Please hear me out. I’m not racist at all. I have Jewish and non-Jewish friends. And I’ll explain shortly why I made the comment back to her that I did. This girl just kept on using my ethnicity to hurt me, instead of judging me as an individual. Every time I would walk by her, she would say something like, “Stay away from England, Israel.”  This isn’t even the worst anti-Semitic remark she’s made to me at my workplace, but the others are too offensive to be repeated.

So, at any rate, this girl is from England, but isn’t ethnically English. The reason I say this is because if she hasn’t experienced racism herself, then her ancestors have. I took the courage to finally ask her, not to be racist, but to make a point, “Are you genetically from England?” I told her that because I wanted her to feel what it’s like to be excluded because of your ethnicity. It was finally a reflective moment for her, but not in the way I hoped it would be. As soon as I said that, she got up, angrily, and told everyone how racist I was. My boss called me down to the office. He told me to go home and come back the next business day. Again, I didn’t ask if she was genetically from England to be racist. It was only after she was talking about my ethnicity for a long time, and I’d had it.

What does my ethnicity have to do with what happened with this client? Nothing, it has nothing to do with it. Even though everyone, including my boss, heard her saying anti-Semitic remarks, no-one took it seriously. No-one cared. As my boss mentioned, it was just pettiness that had to be taken somewhere else.
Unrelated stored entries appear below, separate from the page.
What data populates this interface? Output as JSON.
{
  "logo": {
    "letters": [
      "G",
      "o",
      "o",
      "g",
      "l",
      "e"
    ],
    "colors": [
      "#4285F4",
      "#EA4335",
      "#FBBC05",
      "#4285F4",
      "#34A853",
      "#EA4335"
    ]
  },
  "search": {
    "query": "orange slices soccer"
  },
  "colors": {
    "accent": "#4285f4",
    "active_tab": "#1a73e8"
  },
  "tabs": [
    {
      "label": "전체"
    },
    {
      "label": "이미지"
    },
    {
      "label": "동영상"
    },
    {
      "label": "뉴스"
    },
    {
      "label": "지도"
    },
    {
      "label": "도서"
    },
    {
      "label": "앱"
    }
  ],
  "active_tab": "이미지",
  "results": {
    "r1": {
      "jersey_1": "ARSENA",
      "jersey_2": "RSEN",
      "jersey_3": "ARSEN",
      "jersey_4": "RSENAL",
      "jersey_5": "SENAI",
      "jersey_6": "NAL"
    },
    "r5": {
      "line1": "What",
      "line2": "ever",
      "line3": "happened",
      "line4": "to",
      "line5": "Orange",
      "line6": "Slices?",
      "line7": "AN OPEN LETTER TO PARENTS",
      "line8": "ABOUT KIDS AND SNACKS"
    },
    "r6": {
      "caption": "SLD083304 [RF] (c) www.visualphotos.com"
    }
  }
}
I’m the granddaughter of Holocaust survivors who suffered anti-Semitism in Europe. But that’s not the point. This is just part of the reason I was hurt by her comments. I live in New York City, probably the place that accepts the most Jews in the world, after Israel. If this could happen here, what do Jews in other parts of the world experience?  No-one bothered to send this person home when she made anti-Semitic comments. People laughed and ignored it. But, when I made one comment back, I was sent home.  I guess its still considered politically correct to hate Jews, to hate us for who we are.